In the first quarter of 2019, 378 abortion restrictions have been introduced in state legislatures, and 28 states are considering some type of abortion ban. To date, nine states have introduced strict new gestational limits: Alabama has outlawed abortion from the moment of conception, while Mississippi, Missouri, Ohio, Kentucky, Georgia, and Louisiana have banned abortion from six to eight weeks gestation (when a fetal heartbeat can first be detected by transvaginal ultrasound). These early abortion bans have attracted international attention, both for their draconian framing and because they are explicitly unconstitutional. They are an open invitation to the conservatives on the Supreme Court to revisit Roe.
Despite the enthusiasm of anti-abortion activists and legislators in states such as Alabama and Georgia, there have been no preparatory test cases to gauge Supreme Court sentiment. Some, such as Justice Clarence Thomas, have a very clear track record. In February, Thomas forcefully reiterated his longstanding opposition to legal abortion, describing Roe as one of the Supreme Court’s “most notoriously incorrect decisions”. Others, such as Chief Justice John Roberts, are more opaque. Evidence strongly suggests that Roberts is personally opposed to abortion. He has voted in favour of abortion restrictions, but has not written an opinion that talks about the future of Roe. He has a strong interest in the history and reputation of the court and has voted in ways that confound conservatives, notably helping uphold the Affordable Care Act in 2012. Roberts is widely seen as a potential swing vote on abortion.
Crucially, even prominent opponents of abortion, including leading Republicans, have criticised the new bans, generally on tactical grounds.

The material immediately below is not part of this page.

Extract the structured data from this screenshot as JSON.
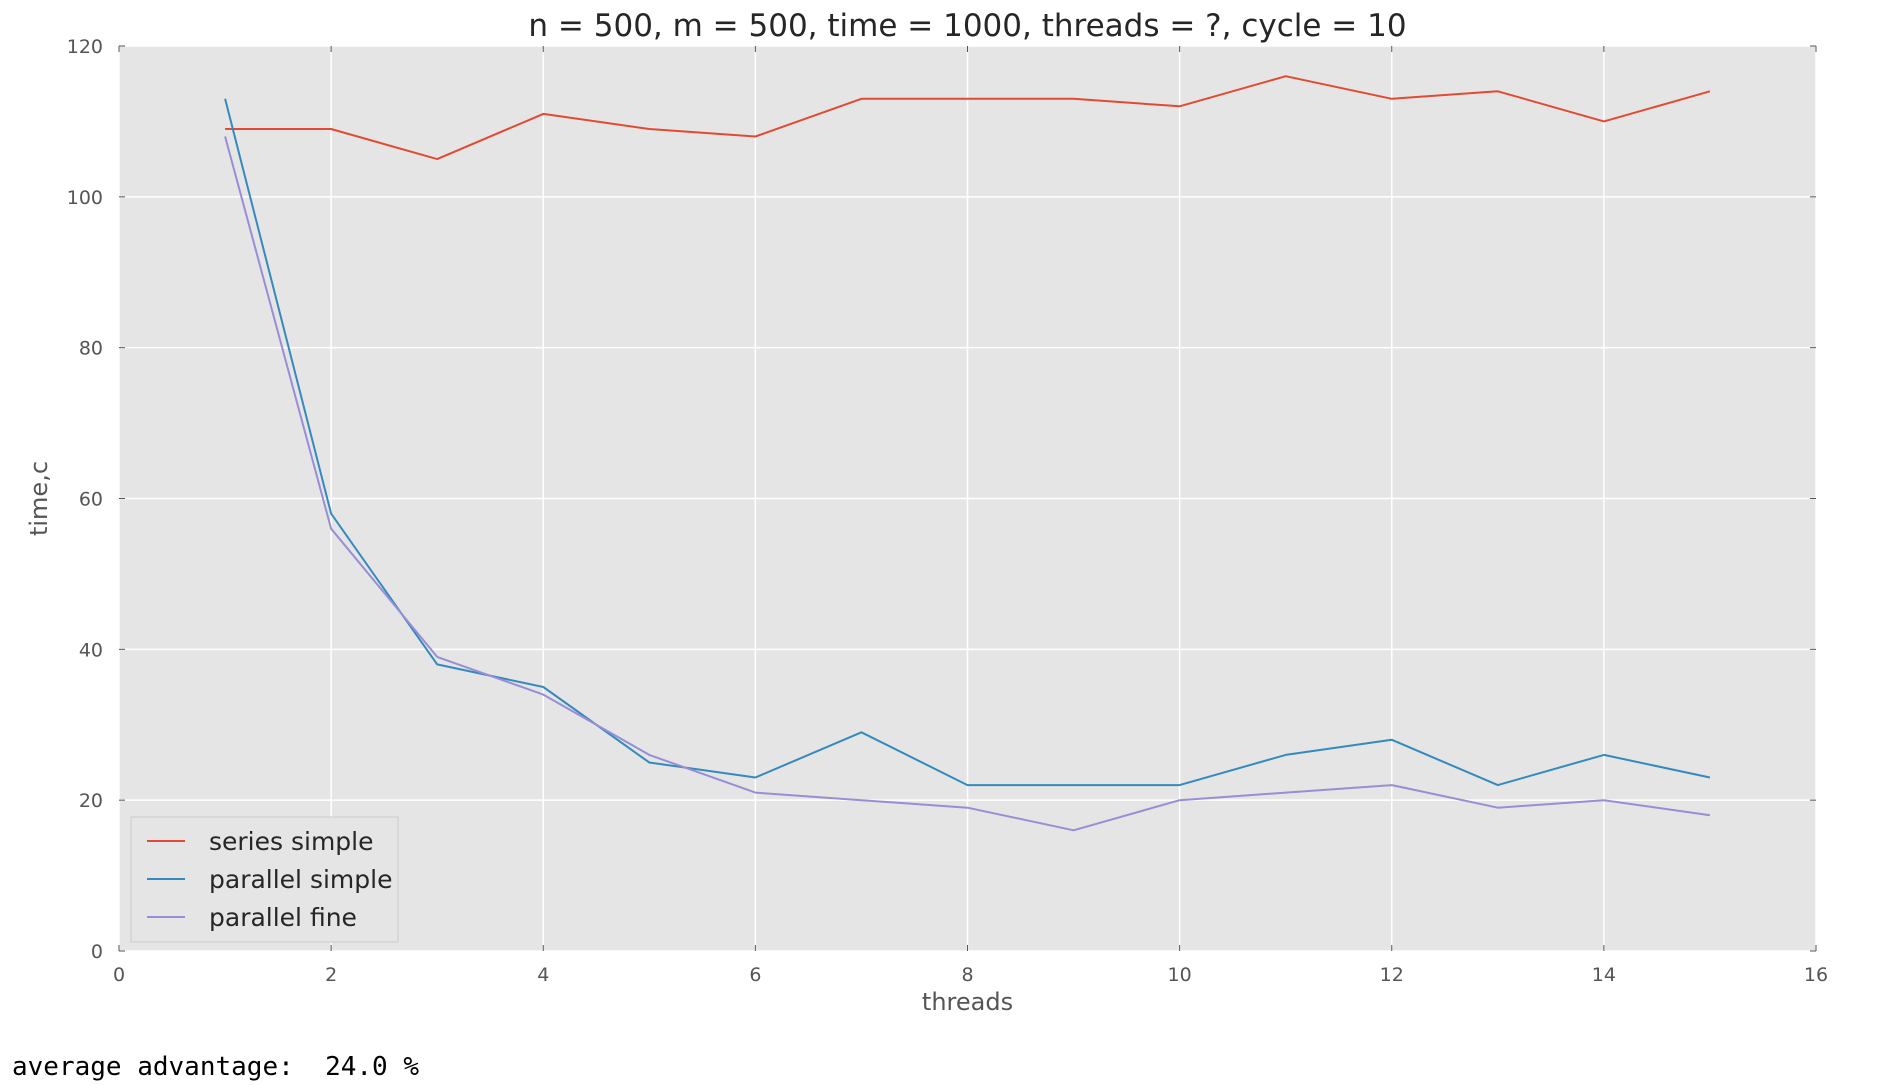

Via Twitter, Trump distanced himself because many of the laws do not allow abortion in instances of rape and incest. AUL provocatively described heartbeat bills as the strategy “least likely to attract Supreme Court review”, while the National Right to Life Committee has remained strikingly silent on the wave of state bans. With good reason, they fear that an ill-timed or poorly strategized assault on abortion rights will be a significant setback for the cause.
Roe has survived multiple legal, political, and constitutional challenges. Despite the partisan polarisation surrounding abortion, for decades public opinion has indicated strong and stable support for legal abortion and Roe. Abortion also remains a relatively common health care procedure, and almost one in four American women will terminate a pregnancy over the course of their reproductive lives. Time will tell whether the current crop of sweeping abortion bans change anything in the American abortion wars. However, unless the erosion of access is not just checked but reversed, the constitutional right to abortion will be meaningless for an ever-growing number of Americans.
For decades, the American right-to-life movement has exported its ideas and strategies to an international audience. In 2017, a global summit centred on “Making Families Great Again” was held in Hungary, seeking to harness the rising power of right-wing nationalists in Europe and beyond. In the United Nations, the United States now regularly finds common cause on social issues with the “Axis of Medievals”. As David Smith notes, the threat to reproductive rights is now global. Learning from recent events in America, those threats are likely to come in the form of both dramatic bans and more covert efforts to erode access and provision. Both should be taken equally seriously.